The trial is scheduled to be conducted almost 13 months after Tribune Co. gave the AP a required two-year warning that it might drop the news service, effective Oct. 15, 2010. Tribune Co. said at the time that it was keeping its options open while weighing what role, if any, the AP would play in its future.
Some content Tribune Co. papers get from the Associated Press, such as sports statistics, will still be published during the experiment. The company also said that if the AP is the only available source for a report considered vital, it will use that AP coverage. But the company wants to see to what kind of void the absence of AP stories and photos would have.
Besides the content provided by the staff of its own titles, Tribune Co. newspapers will draw from such news sources as Reuters, the Washington Post, New York Times, Agence France Presse, Cable News Network, Global Post, Bloomberg and McClatchy newspapers during its AP-less trial. Not all of those sources are normally available to Tribune Co. papers.

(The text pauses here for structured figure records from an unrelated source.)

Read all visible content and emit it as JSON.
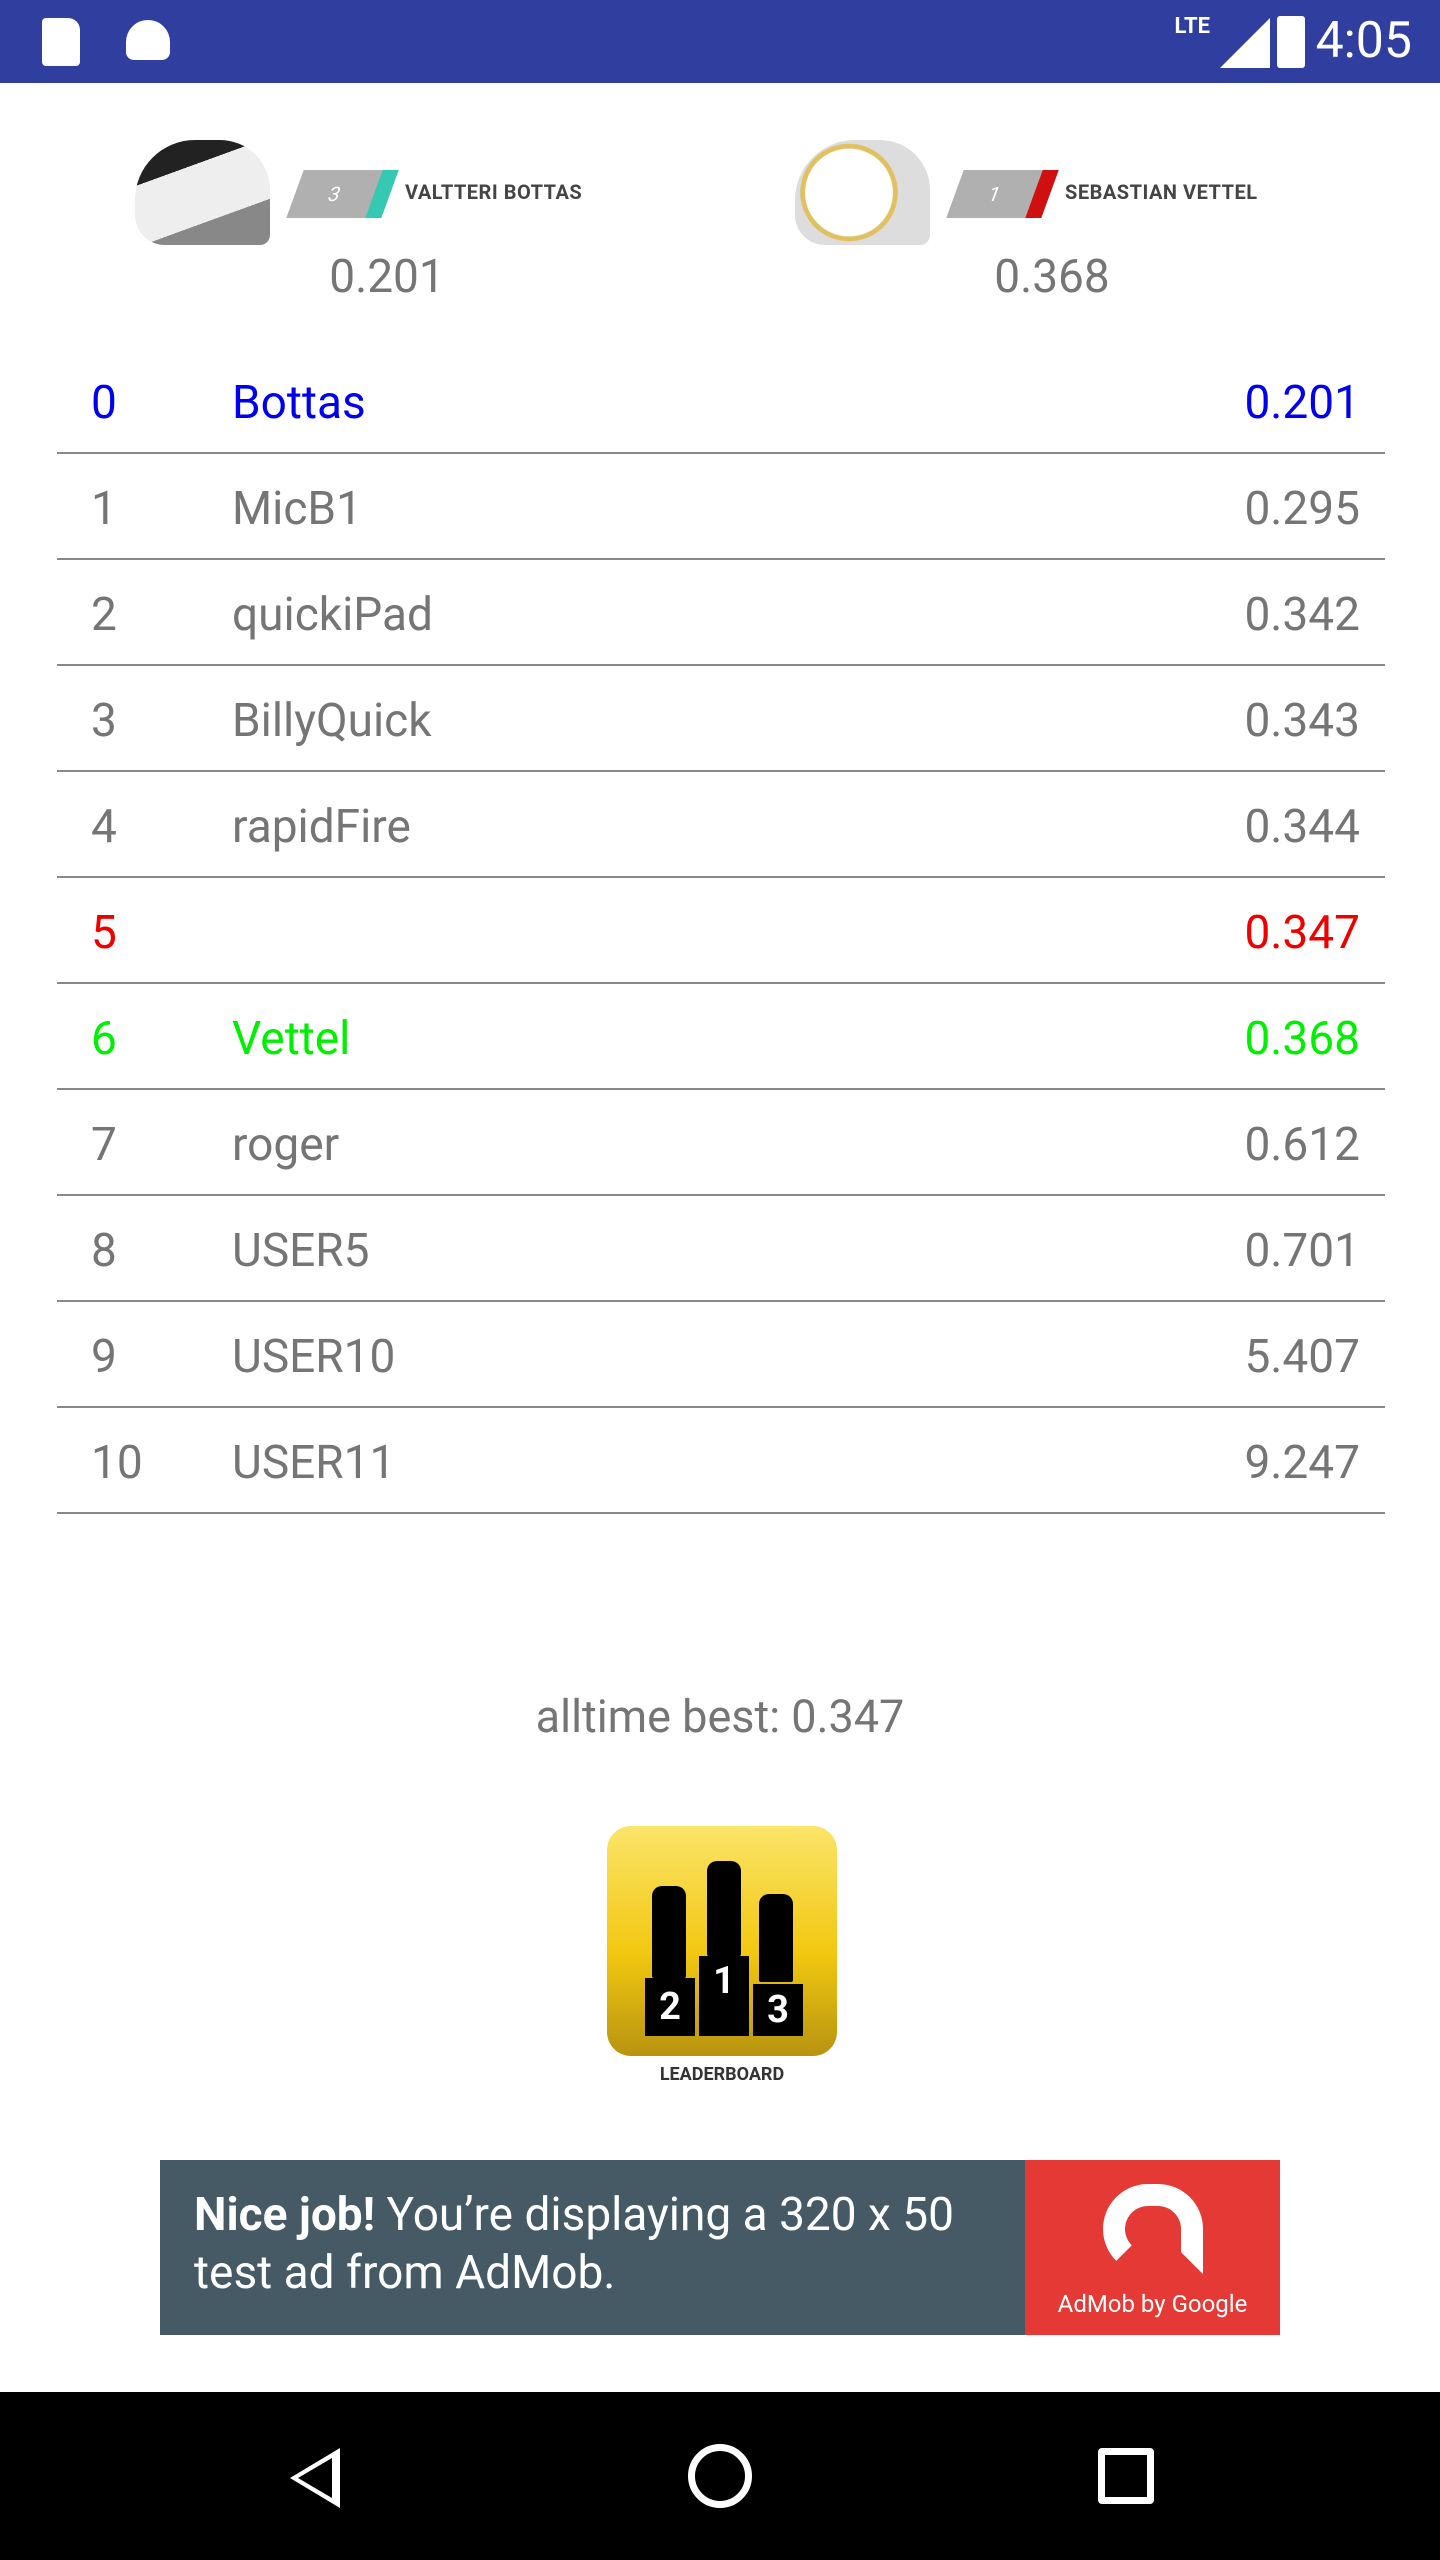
{
  "status_bar": {
    "time": "4:05",
    "network": "LTE",
    "icons": [
      "sd-card-icon",
      "android-icon",
      "signal-icon",
      "battery-charging-icon"
    ]
  },
  "drivers": [
    {
      "number": "3",
      "name": "VALTTERI BOTTAS",
      "score": "0.201",
      "team_color": "#35c9b3"
    },
    {
      "number": "1",
      "name": "SEBASTIAN VETTEL",
      "score": "0.368",
      "team_color": "#d01010"
    }
  ],
  "leaderboard": [
    {
      "pos": "0",
      "name": "Bottas",
      "time": "0.201",
      "color": "#0000ee"
    },
    {
      "pos": "1",
      "name": "MicB1",
      "time": "0.295",
      "color": "#757575"
    },
    {
      "pos": "2",
      "name": "quickiPad",
      "time": "0.342",
      "color": "#757575"
    },
    {
      "pos": "3",
      "name": "BillyQuick",
      "time": "0.343",
      "color": "#757575"
    },
    {
      "pos": "4",
      "name": "rapidFire",
      "time": "0.344",
      "color": "#757575"
    },
    {
      "pos": "5",
      "name": "",
      "time": "0.347",
      "color": "#ee0000"
    },
    {
      "pos": "6",
      "name": "Vettel",
      "time": "0.368",
      "color": "#00ee00"
    },
    {
      "pos": "7",
      "name": "roger",
      "time": "0.612",
      "color": "#757575"
    },
    {
      "pos": "8",
      "name": "USER5",
      "time": "0.701",
      "color": "#757575"
    },
    {
      "pos": "9",
      "name": "USER10",
      "time": "5.407",
      "color": "#757575"
    },
    {
      "pos": "10",
      "name": "USER11",
      "time": "9.247",
      "color": "#757575"
    }
  ],
  "alltime_best": "alltime best: 0.347",
  "leaderboard_button": {
    "label": "LEADERBOARD",
    "podium": [
      "2",
      "1",
      "3"
    ]
  },
  "ad": {
    "bold": "Nice job!",
    "text": " You’re displaying a 320 x 50 test ad from AdMob.",
    "brand": "AdMob by Google"
  }
}
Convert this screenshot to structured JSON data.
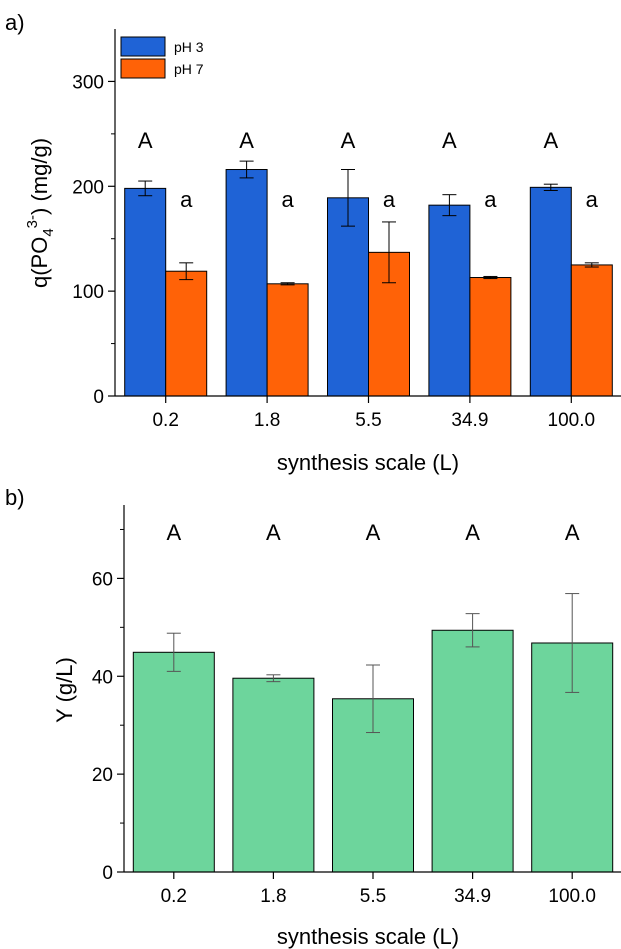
{
  "chart_data": [
    {
      "type": "bar",
      "panel_label": "a)",
      "categories": [
        "0.2",
        "1.8",
        "5.5",
        "34.9",
        "100.0"
      ],
      "xlabel": "synthesis scale (L)",
      "ylabel": "q(PO4 3-) (mg/g)",
      "ylabel_parts": {
        "base": "q(PO",
        "sub": "4",
        "sup": "3-",
        "rest": ") (mg/g)"
      },
      "ylim": [
        0,
        350
      ],
      "yticks": [
        0,
        100,
        200,
        300
      ],
      "legend_position": "top-left",
      "series": [
        {
          "name": "pH 3",
          "color": "#1f63d6",
          "values": [
            198,
            216,
            189,
            182,
            199
          ],
          "errors": [
            7,
            8,
            27,
            10,
            3
          ],
          "sig_labels": [
            "A",
            "A",
            "A",
            "A",
            "A"
          ]
        },
        {
          "name": "pH 7",
          "color": "#ff6207",
          "values": [
            119,
            107,
            137,
            113,
            125
          ],
          "errors": [
            8,
            1,
            29,
            1,
            2
          ],
          "sig_labels": [
            "a",
            "a",
            "a",
            "a",
            "a"
          ]
        }
      ]
    },
    {
      "type": "bar",
      "panel_label": "b)",
      "categories": [
        "0.2",
        "1.8",
        "5.5",
        "34.9",
        "100.0"
      ],
      "xlabel": "synthesis scale (L)",
      "ylabel": "Y (g/L)",
      "ylim": [
        0,
        75
      ],
      "yticks": [
        0,
        20,
        40,
        60
      ],
      "series": [
        {
          "color": "#6dd59c",
          "values": [
            44.9,
            39.6,
            35.4,
            49.4,
            46.8
          ],
          "errors": [
            3.9,
            0.7,
            6.9,
            3.4,
            10.1
          ],
          "sig_labels": [
            "A",
            "A",
            "A",
            "A",
            "A"
          ]
        }
      ]
    }
  ]
}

Some newspapers have determined that shared wire content that is available to readers from many other outlets is worth less to them than unique, proprietary content, especially online. Coupled with reductions in the space allocated for news in print, papers are weighing whether there's the same need for Associated Press content as in the past.
"The Associated Press has been working with all members of the cooperative, including Tribune Co., to ensure that the AP news report retains its value to member newspapers and their readers," AP spokesman Paul Colford said in a statement.
The AP Board of Directors in April announced a new $35 million in rate reductions for 2010 for its member newspapers on top of $30 million in rate reductions for 2009 announced a year earlier. AP expected that the total assessment decreases for papers would average a little less than 20 percent, although it would vary widely for members depending on their services levels.
Tribune Co. TV stations will not participate in the experiment, which falls during the November ratings period. Tribune Co. newspaper Web sites also will not be affected, the company said.